24 - Epilog?

58 9 2
                                    

-Dałam mu coś przeciwbólowego, więc pewnie niedługo zaśnie... - bardzo nie lubiłem kiedy moja siostra robiła długie przerwy w wypowiedzi. To nigdy nie zwiastowało niczego dobrego. -Mówił ci czy coś brał?

-Co masz na myśli?

-Charles... myślę, że Nataniel mógł wziąć jakieś... środki odurzające... Może nawet brał je od dłuższego czasu. Trudno mi teraz wyrokować. Boję się, że mógł przyjmować jakieś pochodne barbituranów...

-Skąd taki pomysł?

Alex nie odpowiedziała. Wyjęła z kieszeni marynarki blister z nic nie mówiącą mi nazwą: Allobarbital. Ostatnio widziałem chyba coś podobnego kiedy byłem u chłopaka w mieszkaniu, ale nie mogłem być tego pewnym. W końcu nie rozglądałem się po mieszkaniu. Popatrzyłem na nią nic nie rozumiejąc, a ona jedynie westchnęła ciężko jakbym nie słuchał jej przez ostatnich kilka minut.

-To lek nasenny i przeciwlękowy na bazie barbituranów. Nie wiem skąd go miał, ale... mam nadzieję, że nie łączył tego z alkoholem i niczym przeciwbólowym.

-A jeśli by to zrobił? - przeraziło mnie wspomnienie butelek leżących tamtego dnia na podłodze.

-Charles, ja wiem, że masz tendencję do zakochiwania się w beznadziejnych przypadkach, ale ktoś uzależniony od prochów nie jest ci do życia potrzebny.

-Nataniel nie jest ćpunem!

Miałem wrażenie, że z powodu mojego wybuchu dom zatrząsł się w posadach. Wiedziałem, że Alex mogła mieć rację, ale bardzo nie chciałem by tak się stało. Patrzyłem na nią gniewnie i nie wiedziałem co powinienem zrobić dalej.

-Idź do niego. Jeśli jeszcze nie śpi to pewnie zaraz będzie, a chciał byś do niego wrócił.

-Słyszałaś to? - nie sądziłem, że kobieta ma taki dobry słuch.

-Nie, powtarzał to kiedy go badałam, więc pomyślałam, że chciałby cię zobaczyć nim odpłynie.

Byłem zły, że mnie zatrzymała. Mogłem już dawno leżeć obok chłopaka na łóżku i trzymać go w objęciach czego wyraźnie potrzebował skoro zdecydował się to zakomunikować nawet mojej siostrze. Wsunąłem się po cichu do środka. W pokoju paliła się jedynie nocna lampka dając niewiele światła, ale domyślałem się, że teraz nawet to mogło być drażniące dla chłopaka. Podszedłem do łóżka i niepewnie położyłem się obok wcześniej ściągając zimowe obuwie. Nataniel poruszył się niespokojnie i otworzył oczy.
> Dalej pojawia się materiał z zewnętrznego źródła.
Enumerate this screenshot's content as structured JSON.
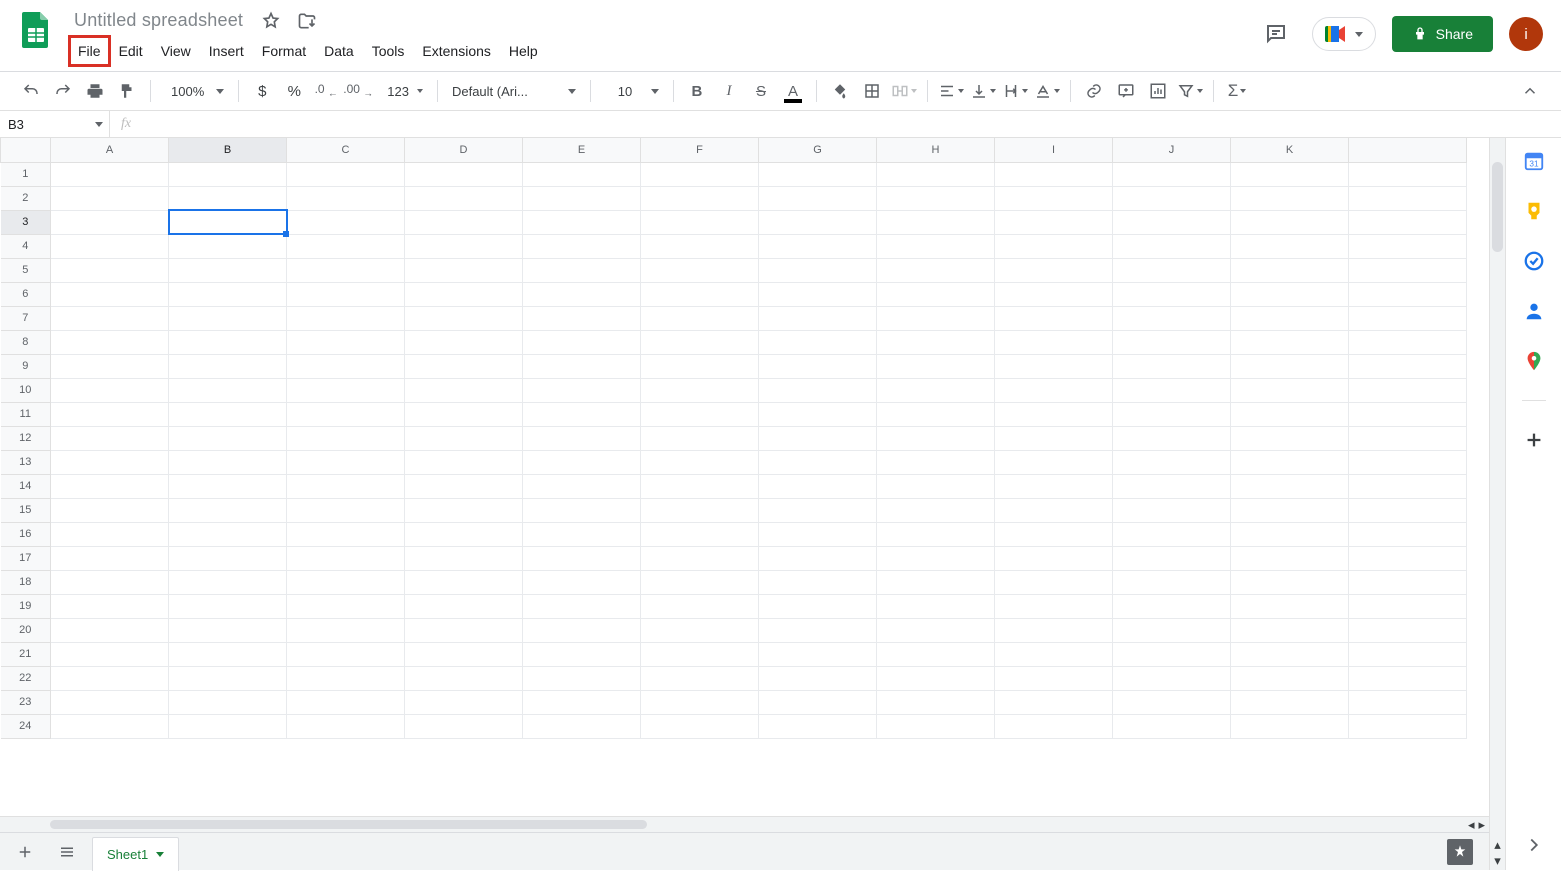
{
  "doc": {
    "title": "Untitled spreadsheet",
    "avatar_letter": "i"
  },
  "menubar": {
    "file": "File",
    "edit": "Edit",
    "view": "View",
    "insert": "Insert",
    "format": "Format",
    "data": "Data",
    "tools": "Tools",
    "extensions": "Extensions",
    "help": "Help"
  },
  "share": {
    "label": "Share"
  },
  "toolbar": {
    "zoom": "100%",
    "currency": "$",
    "percent": "%",
    "dec_decrease": ".0",
    "dec_increase": ".00",
    "numfmt": "123",
    "font": "Default (Ari...",
    "font_size": "10"
  },
  "namebox": {
    "value": "B3"
  },
  "formula": {
    "fx": "fx",
    "value": ""
  },
  "columns": [
    "A",
    "B",
    "C",
    "D",
    "E",
    "F",
    "G",
    "H",
    "I",
    "J",
    "K"
  ],
  "rows": [
    1,
    2,
    3,
    4,
    5,
    6,
    7,
    8,
    9,
    10,
    11,
    12,
    13,
    14,
    15,
    16,
    17,
    18,
    19,
    20,
    21,
    22,
    23,
    24
  ],
  "selected": {
    "col": "B",
    "row": 3
  },
  "tabs": {
    "sheet1": "Sheet1"
  },
  "sidepanel": {
    "calendar_day": "31"
  }
}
-Jesteś... - na jego twarzy odmalowała się ulga. -Bałem się, że znów mnie zostawisz...

Chłopak przysunął się bliżej i złapał moją koszulę w swoje piąstki, więc otuliłem go dokładnie kocem i przez chwilę zastanawiałem się o czym dokładniej mówił. Nie wiem kiedy miałem go zostawić po raz pierwszy. Miał na myśli wtedy w klubie? Kiedy wyszedłem z jego mieszkania po tym jak mnie wyrzucił? Czy ten ostatni raz gdy u niego byłem?... Nie wiem. Ten chłopak sprawia, że mam bałagan w głowie i nie podoba mi się to. Lubiłem swoje poukładane życie i nie sądziłem, że to się może kiedyś zmienić.

Patrzyłem już dłuższą chwilę jak Nataniel śpi. Gładziłem go po włosach, czasem po policzku i zastanawiałem się nad tym jak przewrotne jest życie. Jak wiele by się nie zmieniło gdybym jednak nie przyjechał na święta do domu, a przez chwilę miałem taki plan. Nie poznałbym Adama, ani nie spotkałbym Nataniela. Być może nawet nie dostałbym sprawy Patricka. A skoro o wilku mowa myślę, że jutro będę musiał go przeprosić za swoje zachowanie. Nie powinienem był mówić tych rzeczy zwłaszcza wtedy kiedy się przede mną otworzył. Ale tym zajmę się jutro, teraz najważniejszy jest szatyn o zielonych oczach leżący w moich ramionach.